EMPLOYMENT APPEAL TRIBUNAL
52 MELVILLE STREET, EDINBURGH EH3 7HF
             At the Tribunal
             On 29 August 2003

Before

THE HONOURABLE LORD JOHNSTON

MISS J A GASKELL

Ms A E ROBERTSON



MRS ANNE MURRAY OR FINLAY APPELLANT

UNIVERSITY OF EDINBURGH RESPONDENT


Transcript of Proceedings

JUDGMENT

Transcript of Proceedings

© Copyright 2003


    APPEARANCES

     

     

    For the Appellant Ian Kennedy, WS
    Solicitor
    13 Great King Street
    EDINBURGH EH3 6QW


     




    For the Respondents







     




    Mr N Maclean, Solicitor
    Of-
    Messrs Anderson Strathern
    Solicitors
    48 Castle Street
    EDINBURGH EH2 3LX
     


     

    LORD JOHNSTON:

  1. This is an appeal at the instance of the employee against a finding of the Employment Tribunal that her application, making a claim under the Disability Discrimination Act 1995 ("The Act"), was out of time.
  2. The case has a long and complicated history as regards the facts but, it is sufficient for us to record, that the employee eventually went off work alleging mental stress, after various periods of sick leave, on 8 January 2001 and did not return prior to her resignation in July 2002. Over that period there were a number of attempts to resolve the matter initiated both by her solicitor and her trade union.
  3. It is sufficient for our purposes to record that for the purposes of sub-paragraph (3) of paragraph 3 of the third Schedule to the Act, the Tribunal determined that, if there was an issue of discrimination, it crystallised when the employee's entitlement to sick pay ceased.

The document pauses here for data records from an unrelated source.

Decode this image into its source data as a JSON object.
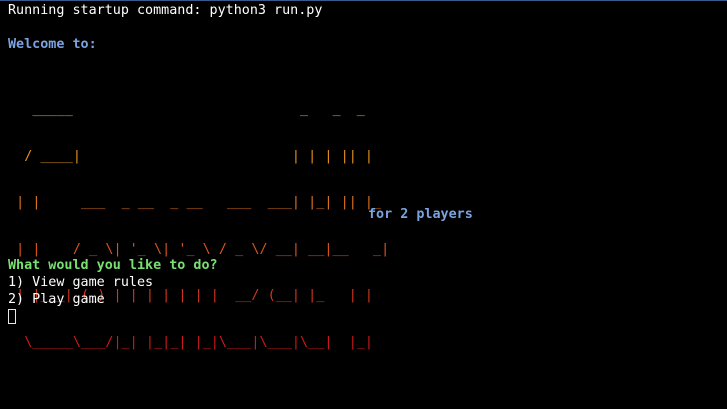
{
  "terminal": {
    "startup_line": "Running startup command: python3 run.py",
    "welcome": "Welcome to:",
    "banner_lines": [
      "   _____                            _   _  _",
      "  / ____|                          | | | || |",
      " | |     ___  _ __  _ __   ___  ___| |_| || |_",
      " | |    / _ \\| '_ \\| '_ \\ / _ \\/ __| __|__   _|",
      " | |___| (_) | | | | | | |  __/ (__| |_   | |",
      "  \\_____\\___/|_| |_|_| |_|\\___|\\___|\\__|  |_|"
    ],
    "subtitle": "for 2 players",
    "menu_prompt": "What would you like to do?",
    "menu_options": [
      "1) View game rules",
      "2) Play game"
    ]
  },
  "colors": {
    "background": "#000000",
    "default_text": "#ffffff",
    "welcome_blue": "#7aa3e0",
    "subtitle_blue": "#7aa3e0",
    "prompt_green": "#78e070",
    "banner_gradient_top": "#e8b020",
    "banner_gradient_bottom": "#d01818"
  }
}
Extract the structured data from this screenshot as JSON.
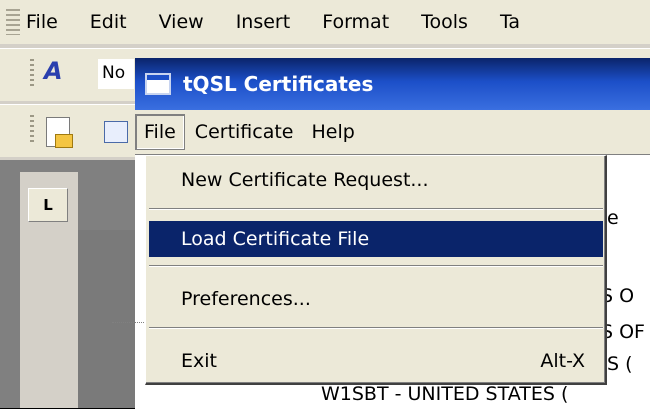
{
  "background_app": {
    "menu": [
      "File",
      "Edit",
      "View",
      "Insert",
      "Format",
      "Tools",
      "Ta"
    ],
    "style_box_text": "No",
    "ruler_corner": "L"
  },
  "dialog": {
    "title": "tQSL Certificates",
    "menu": [
      "File",
      "Certificate",
      "Help"
    ],
    "tree_fragments": [
      "e",
      "S O",
      "S OF",
      "ES (",
      "W1SBT - UNITED STATES ("
    ]
  },
  "file_menu": {
    "items": {
      "new_request": "New Certificate Request...",
      "load_file": "Load Certificate File",
      "preferences": "Preferences...",
      "exit": "Exit",
      "exit_shortcut": "Alt-X"
    },
    "highlighted": "Load Certificate File"
  },
  "colors": {
    "highlight": "#0a246a",
    "titlebar": "#1c4fc8",
    "menu_bg": "#ece9d8"
  }
}
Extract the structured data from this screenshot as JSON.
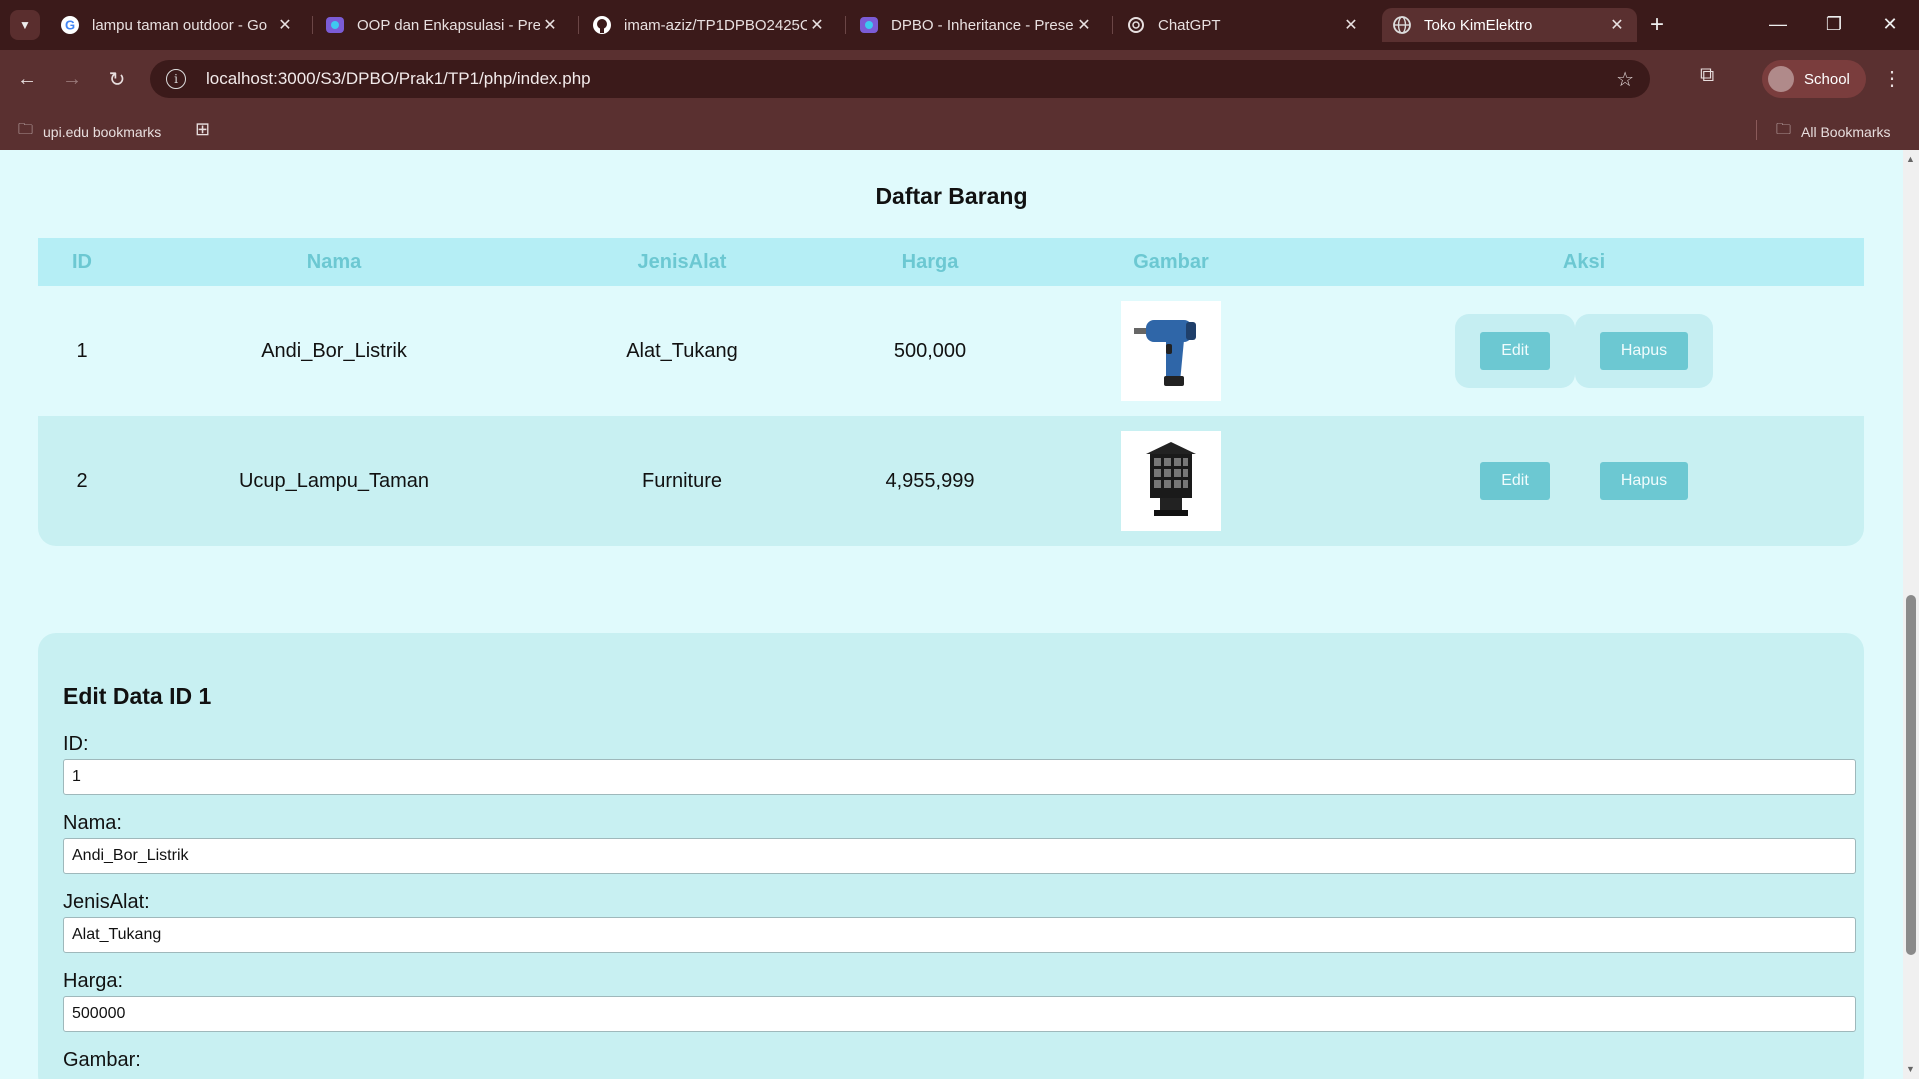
{
  "browser": {
    "tabs": [
      {
        "label": "lampu taman outdoor - Go",
        "icon": "google-icon"
      },
      {
        "label": "OOP dan Enkapsulasi - Pre",
        "icon": "slides-icon"
      },
      {
        "label": "imam-aziz/TP1DPBO2425C",
        "icon": "github-icon"
      },
      {
        "label": "DPBO - Inheritance - Prese",
        "icon": "slides-icon"
      },
      {
        "label": "ChatGPT",
        "icon": "chatgpt-icon"
      },
      {
        "label": "Toko KimElektro",
        "icon": "globe-icon",
        "active": true
      }
    ],
    "url": "localhost:3000/S3/DPBO/Prak1/TP1/php/index.php",
    "profile_label": "School",
    "bookmarks": {
      "left_folder": "upi.edu bookmarks",
      "all_bookmarks": "All Bookmarks"
    }
  },
  "page": {
    "list_title": "Daftar Barang",
    "columns": [
      "ID",
      "Nama",
      "JenisAlat",
      "Harga",
      "Gambar",
      "Aksi"
    ],
    "rows": [
      {
        "id": "1",
        "nama": "Andi_Bor_Listrik",
        "jenis": "Alat_Tukang",
        "harga": "500,000",
        "gambar": "drill-image",
        "edit": "Edit",
        "hapus": "Hapus"
      },
      {
        "id": "2",
        "nama": "Ucup_Lampu_Taman",
        "jenis": "Furniture",
        "harga": "4,955,999",
        "gambar": "garden-lamp-image",
        "edit": "Edit",
        "hapus": "Hapus"
      }
    ],
    "edit_form": {
      "title": "Edit Data ID 1",
      "id_label": "ID:",
      "id_value": "1",
      "nama_label": "Nama:",
      "nama_value": "Andi_Bor_Listrik",
      "jenis_label": "JenisAlat:",
      "jenis_value": "Alat_Tukang",
      "harga_label": "Harga:",
      "harga_value": "500000",
      "gambar_label": "Gambar:"
    }
  },
  "colors": {
    "page_bg": "#e0fafc",
    "header_bg": "#b5eef5",
    "accent": "#6cc8d2",
    "chrome_dark": "#3b1a1a",
    "chrome": "#5a3030"
  }
}
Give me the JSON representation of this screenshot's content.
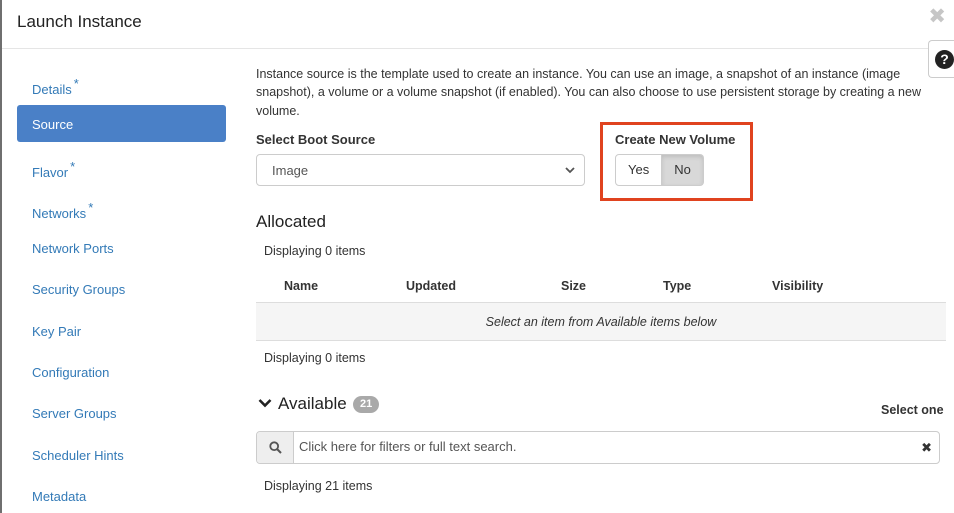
{
  "modal": {
    "title": "Launch Instance",
    "close_icon": "close-icon",
    "help_icon": "question-circle-icon",
    "help_glyph": "?",
    "close_glyph": "✖"
  },
  "sidebar": {
    "items": [
      {
        "label": "Details",
        "required": "*",
        "active": false
      },
      {
        "label": "Source",
        "required": "",
        "active": true
      },
      {
        "label": "Flavor",
        "required": "*",
        "active": false
      },
      {
        "label": "Networks",
        "required": "*",
        "active": false
      },
      {
        "label": "Network Ports",
        "required": "",
        "active": false
      },
      {
        "label": "Security Groups",
        "required": "",
        "active": false
      },
      {
        "label": "Key Pair",
        "required": "",
        "active": false
      },
      {
        "label": "Configuration",
        "required": "",
        "active": false
      },
      {
        "label": "Server Groups",
        "required": "",
        "active": false
      },
      {
        "label": "Scheduler Hints",
        "required": "",
        "active": false
      },
      {
        "label": "Metadata",
        "required": "",
        "active": false
      }
    ]
  },
  "source": {
    "description": "Instance source is the template used to create an instance. You can use an image, a snapshot of an instance (image snapshot), a volume or a volume snapshot (if enabled). You can also choose to use persistent storage by creating a new volume.",
    "boot_source_label": "Select Boot Source",
    "boot_source_value": "Image",
    "create_volume_label": "Create New Volume",
    "create_volume_yes": "Yes",
    "create_volume_no": "No",
    "create_volume_selected": "No"
  },
  "allocated": {
    "title": "Allocated",
    "displaying_top": "Displaying 0 items",
    "columns": [
      "Name",
      "Updated",
      "Size",
      "Type",
      "Visibility"
    ],
    "empty_message": "Select an item from Available items below",
    "displaying_bottom": "Displaying 0 items"
  },
  "available": {
    "title": "Available",
    "count": "21",
    "select_hint": "Select one",
    "search_placeholder": "Click here for filters or full text search.",
    "search_icon": "search-icon",
    "clear_glyph": "✖",
    "displaying": "Displaying 21 items"
  },
  "colors": {
    "accent": "#4a80c7",
    "link": "#337ab7",
    "highlight_box": "#e0431f",
    "badge": "#a9a9a9"
  }
}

That was some 10 months before the claim was made to the Tribunal on 11 June 2002.
  4. Mr Kennedy, appearing for the appellant, submitted that it was nothing to the point as to when sick pay entitlement was terminated since it was a contractual matter, quite separate from any alleged continuing act of discrimination.
  5. Mr Maclean, appearing for the respondents, submitted that, properly understood, the terms of the paragraph of the Schedule, if relating to an omission, could only crystallise if such was continuing when the period in question came to an end, and, that, accordingly, the application was premature. On the other hand, he submitted, that if sick pay was a relevant part of the issue as to whether or not the employee knew that she was being discriminated against, then the Tribunal was entitled to assume that that was the crystallising point and that the claim had to be brought within 3 months of that date.
  6. It is important to note, that the relevant paragraph is, in our opinion, concerned with the long stops and not with what may have happened prior to the determination of the relevant period. Omission can be a continuing act if it can be properly categorised as such and we do not think that subparagraph (4) of paragraph 3 does any more than focus a time when an omission may be held to have taken place. It does not, in our view, deal with continuing omissions.
  7. In this case, it is our clear view, that if there was an act of discrimination, and, that is a real question in terms of whether or not reasonable adjustments were being offered, then it was a continuing one throughout the whole period of employment and it would, therefore, be illogical to deny the appellant the right to bring her claim, even before her employment period had terminated. Properly understood, in our opinion, the three-month period would only start to run when she resigned. It being essential to bear in mind that the claim is one for discrimination, which we are not for one moment suggesting that is made out, that would be a matter for evidence.
  8. In these circumstances, purely on the issue of time bar, we consider that the Tribunal misdirected itself by focussing on the issue of sick pay. It should have recognised that there was continuing act or omission in the sense of what is being alleged, occurred throughout the relevant period of employment, to its termination.
  9. In these circumstances this appeal will be allowed and the matter remitted back to the Employment Tribunal for a full hearing.